RESEARCH DESIGN AND METHODS—Four single nucleotide polymorphisms within SLC2A9 (rs6855911, rs7442295, rs6449213, and rs12510549) were genotyped in the population-based prospective Bruneck Study (n = 800) and in a case-control study from Utah including 1,038 subjects recruited for severe obesity and 831 control subjects.
RESULTS—We observed highly significant associations between all four polymorphisms and uric acid levels in all study groups. Each copy of the minor allele decreased age- and sex-adjusted uric acid levels by 0.30–0.35 mg/dl on average, which translates to a relative decrease of 5–6% with P values ranging from 10−9 to 10−11 in the combined analysis. An extended adjustment for BMI, creatinine, gout medication, and alcohol intake improved P values to a range of 10−14 to 10−20. The association was more pronounced in women and the population-based Bruneck Study and was significantly modified by BMI, with stronger effect sizes in individuals with high BMI.
CONCLUSIONS—Genetic variants within SLC2A9 have significant effects on uric acid levels and are modified by sex and BMI.
In humans, uric acid is the end product of purine metabolism, and hyperuricemia might be caused by an overproduction of or by disturbances in the elimination of uric acid. Although some experimental evidence supports the idea of a beneficial role of uric acid because of its strong antioxidative properties (1), a number of epidemiological studies reported an association between high uric acid levels and cardiovascular disease, hypertension, kidney disease, metabolic syndrome, and even total mortality (2,3). Uric acid levels are, furthermore, positively associated with serum glucose in healthy subjects (4), and subjects with higher uric acid levels have a higher risk of developing type 2 diabetes or metabolic syndrome (5). However, the mechanisms underlying this association are still unclear.

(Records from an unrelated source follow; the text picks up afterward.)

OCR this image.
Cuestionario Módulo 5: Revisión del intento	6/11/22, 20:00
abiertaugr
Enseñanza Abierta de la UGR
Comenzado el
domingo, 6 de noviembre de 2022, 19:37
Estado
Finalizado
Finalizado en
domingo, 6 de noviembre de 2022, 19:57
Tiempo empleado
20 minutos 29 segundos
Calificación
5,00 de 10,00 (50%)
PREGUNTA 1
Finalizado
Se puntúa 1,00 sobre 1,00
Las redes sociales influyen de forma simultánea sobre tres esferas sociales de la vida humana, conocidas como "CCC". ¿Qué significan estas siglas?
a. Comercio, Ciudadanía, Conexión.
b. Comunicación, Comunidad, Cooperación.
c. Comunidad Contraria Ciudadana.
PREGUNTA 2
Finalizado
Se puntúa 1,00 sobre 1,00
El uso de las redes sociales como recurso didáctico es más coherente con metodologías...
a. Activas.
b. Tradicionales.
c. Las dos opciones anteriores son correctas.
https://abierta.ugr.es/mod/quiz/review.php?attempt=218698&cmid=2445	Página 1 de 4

The regulation of uric acid levels is under strong genetic control, with heritability estimates ranging from 25 to70% (6,7). The elucidation of the genetic contributors to uric acid levels as an intermediate phenotype for various diseases might shed some light on the pathogenesis of these complex phenotypes and might help identify new targets for treating undesirably high uric acid levels.
Recent genome-wide association studies identified a strong association of uric acid levels with genetic variants within SLC2A9 (8–11), a gene located in the chromosomal region 4p16.1 encoding a putative fructose transporter. There is strong evidence from both animal models and human studies supporting fructose as a highly lipogenic nutrient that contributes to tissue insulin insensitivity, metabolic disturbances, and the development of a prediabetic state when consumed in high quantities (12).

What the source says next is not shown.